Even though New York City is still producing too much waste, and trash collection is not the root of this over consumptive evil, a recent, wittily-titled Times article suggests that the city may be in a position to help develop more environmentally sound waste removal practices.
The New York City Department of Sanitation is currently testing a small fleet of uniquely designed electric-diesel hybrid garbage trucks in order to discern which model is the most efficient and the most cost effective. The testing will take about a year, with the ultimate goal being to choose a truck design worthy of purchasing a veritable armada of 300 trucks.
These new Green trucks do it just like the old ones, but better: they hold up to 13 tons of trash in the hopper; the dashboard hasn’t been changed at all so as not to confuse anyone; and they still stop and idle right outside your first floor apartment window at 4 in the morning providing free concierge wake-up calls just like you asked them to. The key difference is that they are equipped with a 120 kilowatt electric engine, fed by a 500 pound lithium ion battery (recharged partially by breaking inertia), all of which is hooked into a 6 cylinder diesel engine. The new trucks reduce fuel needs by roughly 30 percent which will also save the city millions of Bloomberg fun bucks, which aren’t real money anyway, so we guess that doesn’t matter. And according to the article the drivers seem to be all for it as the trucks handle better and accelerate more easily, making picking up the trash more exciting and fun.

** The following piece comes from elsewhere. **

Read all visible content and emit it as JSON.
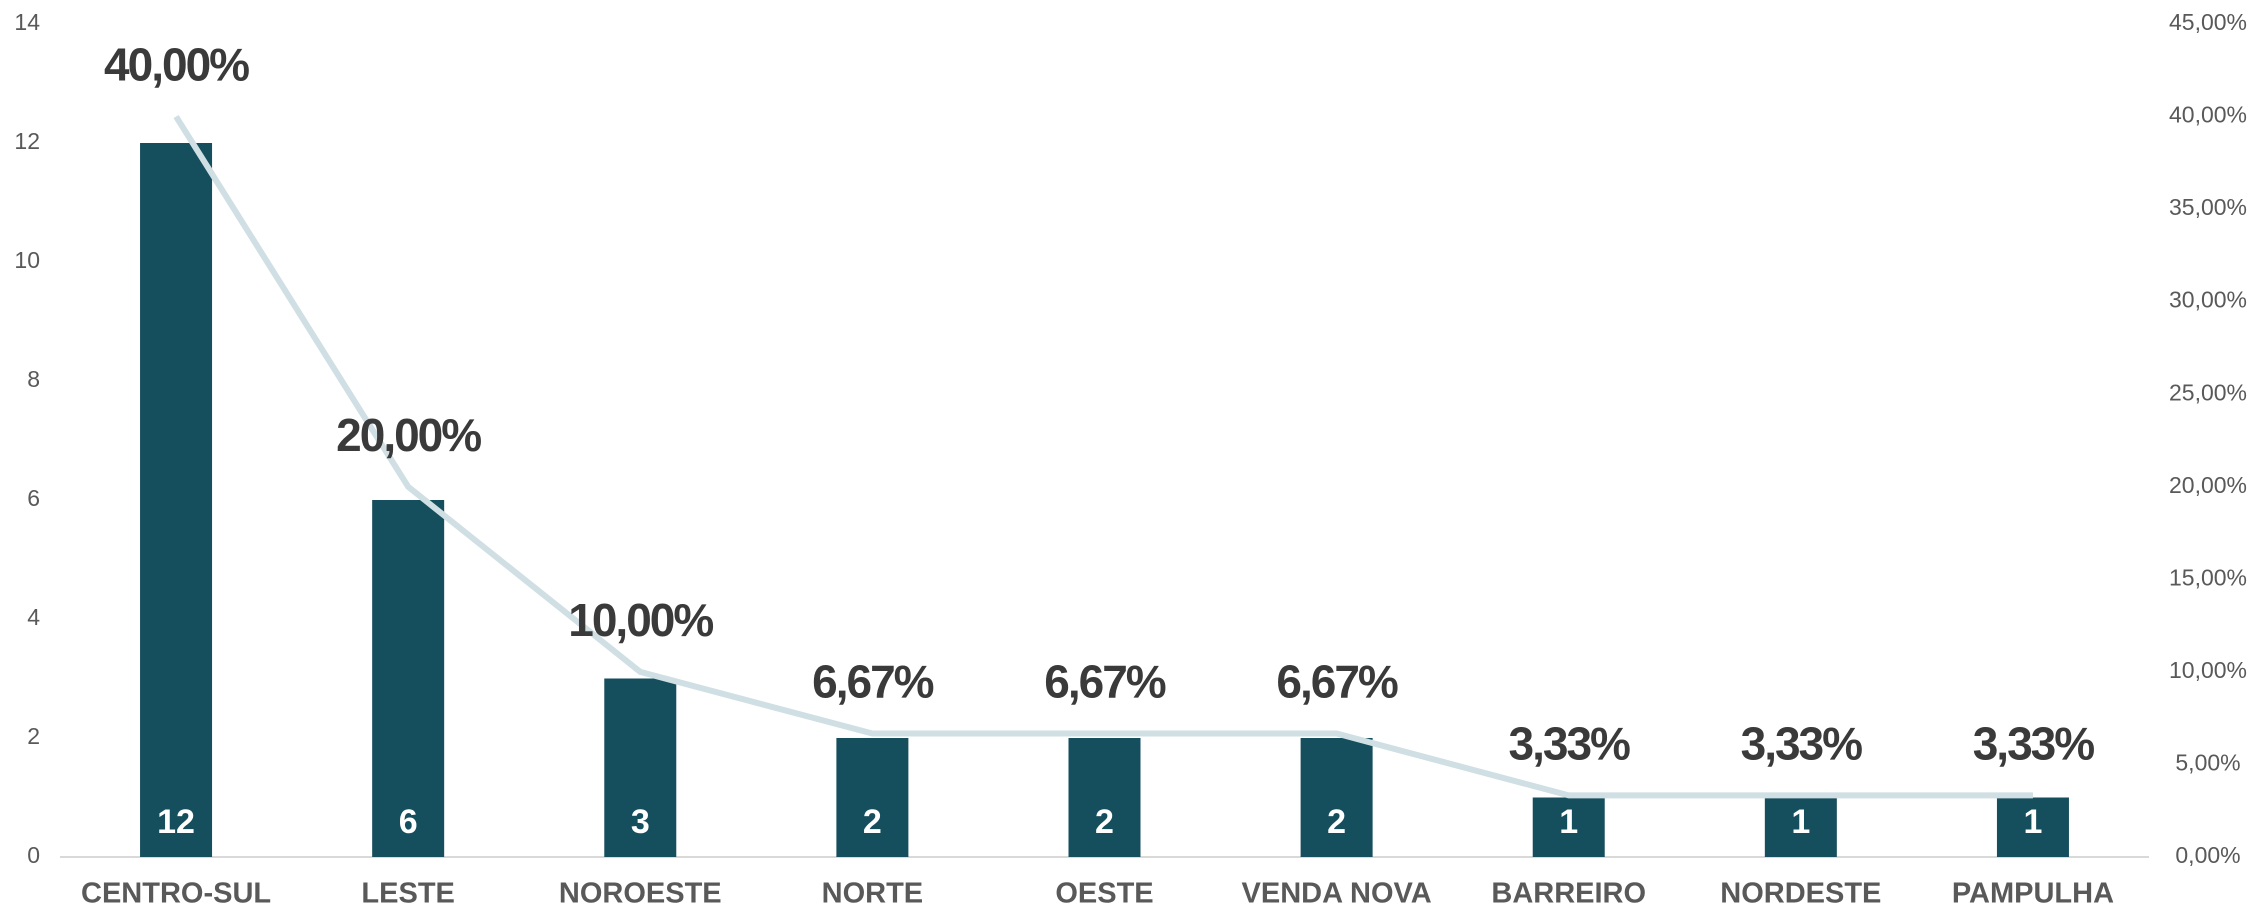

Anyway, the important point here is that a couple of different companies, including Mack Trucks (a part of Volvo) and Crane Carrier, are competing to build a better and more efficient truck which means that they are interested in this, which means that they think they can make money, which is very, very good indeed. Money means research, and research means better stuff. Big trucks consume a huge portion of the fuel spent in America, and perhaps focusing on hybridizing and curtailing their consumption would be a better first step to going green than starting with low mileage commuter cars. It makes sense right? Go big or go home.
And, if nothing else, the new trucks look prettier and promote culture because they have art on the side.